Tuesday, January 27, 2009
Fast and furious creamy spinach pasta
I usually cook a huge pot of something on Sundays and package it up for the week to have for lunch and/or dinner. It makes the start of the week easier to handle. This weekend, I did not get around to making my usual standby of assembly-line meals.
I was out most of the day on Monday and when I returned home I was famished. There was nothing to warm up and nosh on. After I devoured a can of smoked oysters with some bread, I began to think about what to make for dinner. I had less than an hour to make something before I scooted off to my Pilates class.
I decided to make spaghetti because it is fast and I had a hankering for carbs. I found this recipe for pasta with creamy spinach walnut sauce posted by eat me, delicious who adapted the original recipe from the "Moosewood Restaurant Low Fat Favourites."
Did I have any walnuts? No, but that didn't stop me. I used pine nuts instead.
The sauce, or pesto, as I like to call it was...delicious!
This is a forgiving recipe because although I only used 1 cup of cottage cheese (instead of 2 cups) and dried basil, rather than freeze-dried (not sure what that is), the sauce was not lacking in flavour or thickness.
Furthermore, I had no broccoli in the fridge so I skipped that part entirely.
But I did add a few glugs of extra virgin olive oil because I enjoy olive oil and it tastes great on pasta dishes. I guess since I added oil to this dish it can no longer be considered "low-fat."
Who cares? Let's move on...
So without further delay, here is my version to this recipe below:
3 cups packed fresh spinach
1/4 cup toasted pinenuts
1 cup low-fat cottage cheese
2 garlic cloves
1/4 cup grated Parmesan cheese
1/4 cup dried basil
1/4 tsp salt
ground black pepper to taste
1/2 lb pasta
Wash and clean the spinach. Steam the spinach on medium heat for about 4 minutes. Do not over cook. Remove spinach from steam basket. Shake off excess moisture or water from spinach.
In a food processor, add the spinach, pine nuts, cottage cheese, garlic, Parmesan, basil, and salt and puree until smooth. Add pepper to taste and set aside.
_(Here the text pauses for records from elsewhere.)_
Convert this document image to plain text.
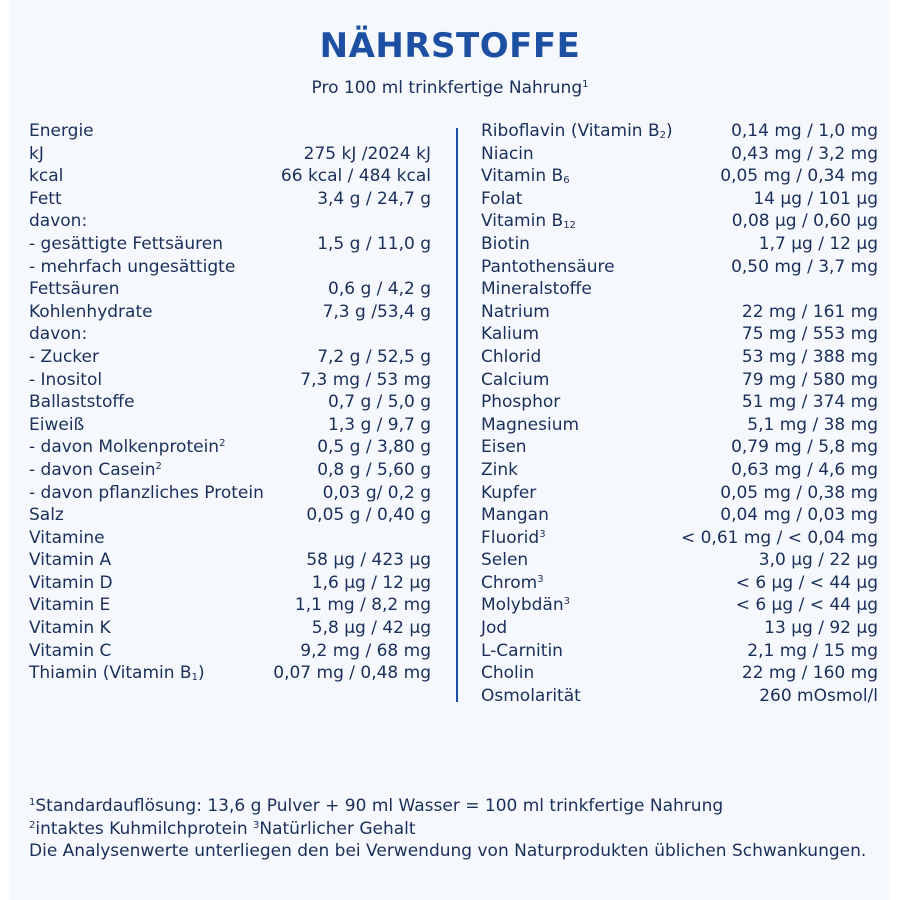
NÄHRSTOFFE
Pro 100 ml trinkfertige Nahrung$^1$
Energie
kJ	275 kJ /2024 kJ
kcal	66 kcal / 484 kcal
Fett	3,4 g / 24,7 g
davon:
- gesättigte Fettsäuren	1,5 g / 11,0 g
- mehrfach ungesättigte
Fettsäuren	0,6 g / 4,2 g
Kohlenhydrate	7,3 g /53,4 g
davon:
- Zucker	7,2 g / 52,5 g
- Inositol	7,3 mg / 53 mg
Ballaststoffe	0,7 g / 5,0 g
Eiweiß	1,3 g / 9,7 g
- davon Molkenprotein$^2$	0,5 g / 3,80 g
- davon Casein$^2$	0,8 g / 5,60 g
- davon pflanzliches Protein	0,03 g/ 0,2 g
Salz	0,05 g / 0,40 g
Vitamine
Vitamin A	58 µg / 423 µg
Vitamin D	1,6 µg / 12 µg
Vitamin E	1,1 mg / 8,2 mg
Vitamin K	5,8 µg / 42 µg
Vitamin C	9,2 mg / 68 mg
Thiamin (Vitamin $B_1$)	0,07 mg / 0,48 mg
Riboflavin (Vitamin $B_2$)	0,14 mg / 1,0 mg
Niacin	0,43 mg / 3,2 mg
Vitamin $B_6$	0,05 mg / 0,34 mg
Folat	14 µg / 101 µg
Vitamin $B_{12}$	0,08 µg / 0,60 µg
Biotin	1,7 µg / 12 µg
Pantothensäure	0,50 mg / 3,7 mg
Mineralstoffe
Natrium	22 mg / 161 mg
Kalium	75 mg / 553 mg
Chlorid	53 mg / 388 mg
Calcium	79 mg / 580 mg
Phosphor	51 mg / 374 mg
Magnesium	5,1 mg / 38 mg
Eisen	0,79 mg / 5,8 mg
Zink	0,63 mg / 4,6 mg
Kupfer	0,05 mg / 0,38 mg
Mangan	0,04 mg / 0,03 mg
Fluorid$^3$	< 0,61 mg / < 0,04 mg
Selen	3,0 µg / 22 µg
Chrom$^3$	< 6 µg / < 44 µg
Molybdän$^3$	< 6 µg / < 44 µg
Jod	13 µg / 92 µg
L-Carnitin	2,1 mg / 15 mg
Cholin	22 mg / 160 mg
Osmolarität	260 mOsmol/l
$^1$Standardauflösung: 13,6 g Pulver + 90 ml Wasser = 100 ml trinkfertige Nahrung
$^2$intaktes Kuhmilchprotein $^3$Natürlicher Gehalt
Die Analysenwerte unterliegen den bei Verwendung von Naturprodukten üblichen Schwankungen.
Make the pasta according to package instructions. For 'al dente' cook less. For softer pasta cook longer. Drain pasta and rinse under cold water to slow down the cooking process and to keep the pasta from sticking.
Transfer the cooked pasta into a large bowl and add a few more drops of olive oil. Then ask your sous chef, er...your husband/wife/partner to add the creamy spinach pesto to the pasta as you scoot out the door for Pilates, or whatever else you are in a hurry to get to. Oh! and ask them to also take a photo of the finished meal for your blog.